Did the same thing happen in humans? Autopsy examination of patients in three different cites found that “CYP19A1 was abundantly expressed in the lungs of COVID-19 males but not those who died of other respiratory infections,” says Gabriel. This increased enzyme production led likely to higher levels of estradiol in the lungs of men, which “is highly inflammatory, damages the tissue, and can result in fibrosis or scarring that inhibits lung function and repair long after the virus itself has disappeared.” Somehow the virus had acquired the capacity to upregulate expression of CYP19A1.
Only two COVID-19 positive females showed increased expression of this gene. The menopause status of these women, or whether they were on hormone replacement therapy was not known. That could be important because female hormones have a protective effect for cardiovascular disease, which women often lose after going through menopause, especially if they don’t start hormone replacement therapy. That sex-specific protection might also extend to COVID-19 and merits further study.
The team was able to confirm their findings in golden hamsters, the animal model of choice for studying COVID-19. Testosterone levels in male animals dropped 5-fold three days after infection and began to recover as viral levels declined. CYP19A1 transcription increased up to 15-fold in the lungs of the male but not the females. The study authors wrote, “Virus replication in the male lungs was negatively associated with testosterone levels.”
The medical community studying COVID-19 has slowly come to recognize the importance of adipose tissue, or fat cells. They are known to express abundant levels of CYP19A1 and play a significant role as metabolic tissue in COVID-19. Gabriel adds, “One of the key findings of our study is that upon SARS-CoV-2 infection, the lung suddenly turns into a metabolic organ by highly expressing” CYP19A1.
She also found evidence that SARS-CoV-2 can infect the gonads of hamsters, thereby likely depressing circulating levels of sex hormones. The researchers did not have autopsy samples to confirm this in humans, but others have shown that the virus can replicate in those tissues.
A possible treatment
Back in the lab, substituting low and high doses of testosterone in SARS-COV-2 infected male hamsters had opposite effects depending on testosterone dosage used. Gabriel says that hormone levels can vary so much, depending on health status and age and even may change throughout the day, that “it probably is much better to inhibit the enzyme” produced by CYP19A1 than try to balance the hormones.
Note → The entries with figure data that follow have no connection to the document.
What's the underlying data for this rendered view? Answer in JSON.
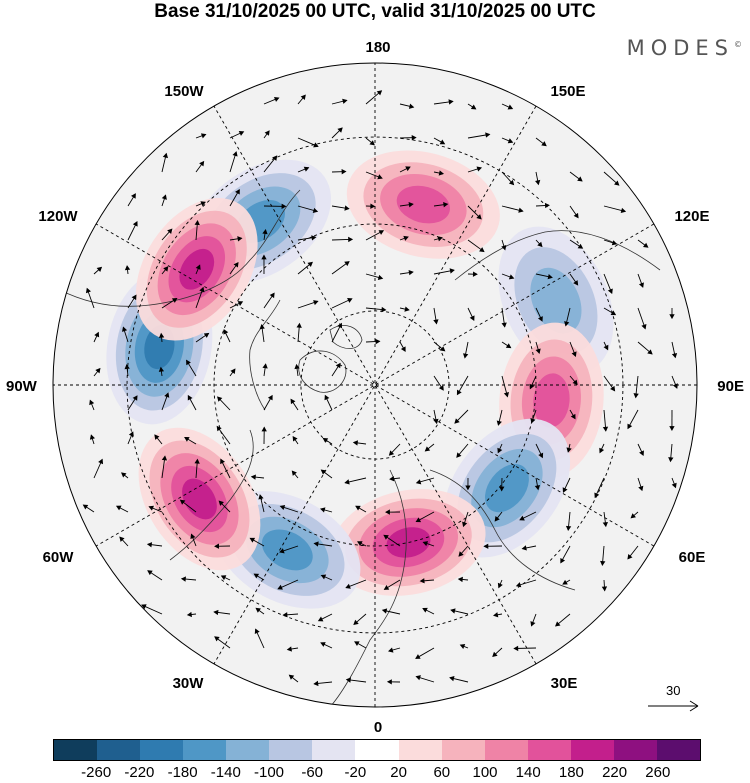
{
  "title": "Base 31/10/2025 00 UTC, valid 31/10/2025 00 UTC",
  "brand": "MODES",
  "brand_mark": "©",
  "longitude_labels": {
    "top": "180",
    "bottom": "0",
    "left": "90W",
    "right": "90E",
    "upper_left": "150W",
    "upper_right": "150E",
    "mid_upper_left": "120W",
    "mid_upper_right": "120E",
    "lower_left": "60W",
    "lower_right": "60E",
    "bottom_left": "30W",
    "bottom_right": "30E"
  },
  "reference_vector": {
    "label": "30",
    "icon": "arrow-right-icon"
  },
  "colorbar": {
    "colors": [
      "#0f3d5c",
      "#1f5f8f",
      "#2f7bb0",
      "#4f97c6",
      "#85b2d6",
      "#b8c6e2",
      "#e4e4f2",
      "#ffffff",
      "#fbdcdc",
      "#f6b3bd",
      "#ef83a6",
      "#e2529b",
      "#c31f8c",
      "#8e1080",
      "#5c0d6e"
    ],
    "ticks": [
      "-260",
      "-220",
      "-180",
      "-140",
      "-100",
      "-60",
      "-20",
      "20",
      "60",
      "100",
      "140",
      "180",
      "220",
      "260"
    ]
  },
  "anomalies": [
    {
      "lon": -145,
      "r": 0.62,
      "value": -140
    },
    {
      "lon": 165,
      "r": 0.58,
      "value": 140
    },
    {
      "lon": 115,
      "r": 0.62,
      "value": -100
    },
    {
      "lon": 85,
      "r": 0.55,
      "value": 140
    },
    {
      "lon": 52,
      "r": 0.52,
      "value": -140
    },
    {
      "lon": 12,
      "r": 0.5,
      "value": 180
    },
    {
      "lon": -28,
      "r": 0.58,
      "value": -140
    },
    {
      "lon": -57,
      "r": 0.65,
      "value": 180
    },
    {
      "lon": -100,
      "r": 0.68,
      "value": -180
    },
    {
      "lon": -123,
      "r": 0.66,
      "value": 180
    }
  ]
}
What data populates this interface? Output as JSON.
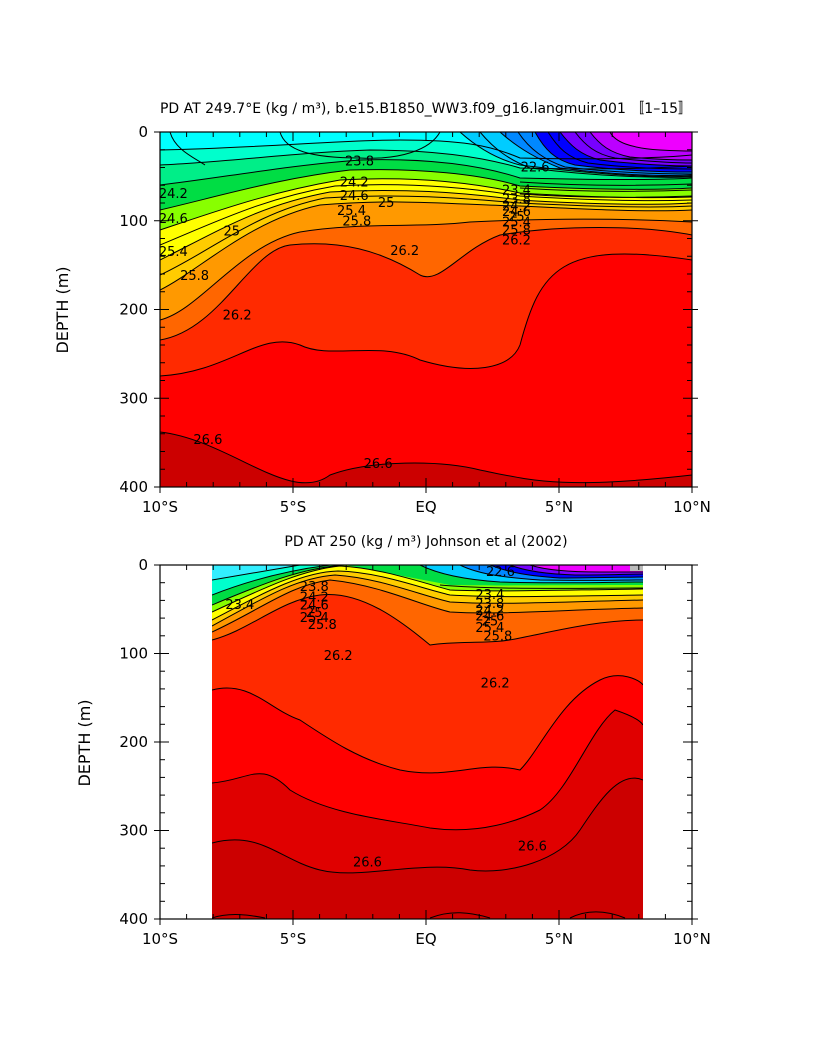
{
  "chart_data": [
    {
      "type": "contour",
      "title": "PD AT 249.7°E (kg / m³), b.e15.B1850_WW3.f09_g16.langmuir.001 〚1–15〛",
      "xlabel": "",
      "ylabel": "DEPTH (m)",
      "xlim": [
        -10,
        10
      ],
      "ylim": [
        400,
        0
      ],
      "x_ticks": [
        "10°S",
        "5°S",
        "EQ",
        "5°N",
        "10°N"
      ],
      "y_ticks": [
        "0",
        "100",
        "200",
        "300",
        "400"
      ],
      "x_coverage": [
        -10,
        10
      ],
      "contour_labels": [
        {
          "text": "23.8",
          "x": -2.5,
          "depth": 33
        },
        {
          "text": "22.6",
          "x": 4.1,
          "depth": 40
        },
        {
          "text": "24.2",
          "x": -9.5,
          "depth": 70
        },
        {
          "text": "24.2",
          "x": -2.7,
          "depth": 57
        },
        {
          "text": "24.6",
          "x": -2.7,
          "depth": 72
        },
        {
          "text": "25",
          "x": -1.5,
          "depth": 80
        },
        {
          "text": "24.6",
          "x": -9.5,
          "depth": 98
        },
        {
          "text": "25",
          "x": -7.3,
          "depth": 112
        },
        {
          "text": "25.4",
          "x": -2.8,
          "depth": 89
        },
        {
          "text": "25.8",
          "x": -2.6,
          "depth": 101
        },
        {
          "text": "25.4",
          "x": -9.5,
          "depth": 135
        },
        {
          "text": "25.8",
          "x": -8.7,
          "depth": 162
        },
        {
          "text": "26.2",
          "x": -7.1,
          "depth": 207
        },
        {
          "text": "26.2",
          "x": -0.8,
          "depth": 134
        },
        {
          "text": "23.4",
          "x": 3.4,
          "depth": 66
        },
        {
          "text": "23.8",
          "x": 3.4,
          "depth": 76
        },
        {
          "text": "24.2",
          "x": 3.4,
          "depth": 84
        },
        {
          "text": "24.6",
          "x": 3.4,
          "depth": 90
        },
        {
          "text": "25",
          "x": 3.4,
          "depth": 96
        },
        {
          "text": "25.4",
          "x": 3.4,
          "depth": 102
        },
        {
          "text": "25.8",
          "x": 3.4,
          "depth": 111
        },
        {
          "text": "26.2",
          "x": 3.4,
          "depth": 122
        },
        {
          "text": "26.6",
          "x": -8.2,
          "depth": 347
        },
        {
          "text": "26.6",
          "x": -1.8,
          "depth": 374
        }
      ]
    },
    {
      "type": "contour",
      "title": "PD AT 250 (kg / m³) Johnson et al (2002)",
      "xlabel": "",
      "ylabel": "DEPTH (m)",
      "xlim": [
        -10,
        10
      ],
      "ylim": [
        400,
        0
      ],
      "x_ticks": [
        "10°S",
        "5°S",
        "EQ",
        "5°N",
        "10°N"
      ],
      "y_ticks": [
        "0",
        "100",
        "200",
        "300",
        "400"
      ],
      "x_coverage": [
        -8,
        8.2
      ],
      "contour_labels": [
        {
          "text": "23.4",
          "x": -7,
          "depth": 45
        },
        {
          "text": "23.8",
          "x": -4.2,
          "depth": 25
        },
        {
          "text": "24.2",
          "x": -4.2,
          "depth": 37
        },
        {
          "text": "24.6",
          "x": -4.2,
          "depth": 46
        },
        {
          "text": "25",
          "x": -4.2,
          "depth": 54
        },
        {
          "text": "25.4",
          "x": -4.2,
          "depth": 60
        },
        {
          "text": "25.8",
          "x": -3.9,
          "depth": 68
        },
        {
          "text": "22.6",
          "x": 2.8,
          "depth": 8
        },
        {
          "text": "23.4",
          "x": 2.4,
          "depth": 34
        },
        {
          "text": "23.8",
          "x": 2.4,
          "depth": 44
        },
        {
          "text": "24.2",
          "x": 2.4,
          "depth": 52
        },
        {
          "text": "24.6",
          "x": 2.4,
          "depth": 58
        },
        {
          "text": "25",
          "x": 2.4,
          "depth": 64
        },
        {
          "text": "25.4",
          "x": 2.4,
          "depth": 71
        },
        {
          "text": "25.8",
          "x": 2.7,
          "depth": 81
        },
        {
          "text": "26.2",
          "x": -3.3,
          "depth": 103
        },
        {
          "text": "26.2",
          "x": 2.6,
          "depth": 134
        },
        {
          "text": "26.6",
          "x": -2.2,
          "depth": 336
        },
        {
          "text": "26.6",
          "x": 4.0,
          "depth": 318
        }
      ]
    }
  ]
}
Results were better with letrozole, a drug approved to treat hypogonadism in males, which reduces estradiol levels. The drug also showed benefit in male hamsters in terms of less severe disease and faster recovery. She says more details need to be worked out in using letrozole to treat COVID-19, but they are talking with hospitals about clinical trials of the drug.
Gabriel has proposed a four hit explanation of how COVID-19 can be so deadly for men: the metabolic quartet. First is the genetic risk factor of CYP19A1 (Thr201Met), then comes SARS-CoV-2 infection that induces even greater expression of this gene and the deleterious increase of estradiol in the lung. Age-related hypogonadism and the heightened inflammation of obesity, known to affect CYP19A1 activity, are contributing factors in this deadly perfect storm of events.
Studying host genetics, says Gabriel, can reveal new mechanisms that yield promising avenues for further study. It’s also uniting different fields of science into a new, collaborative approach they’re calling “infection endocrinology,” she says.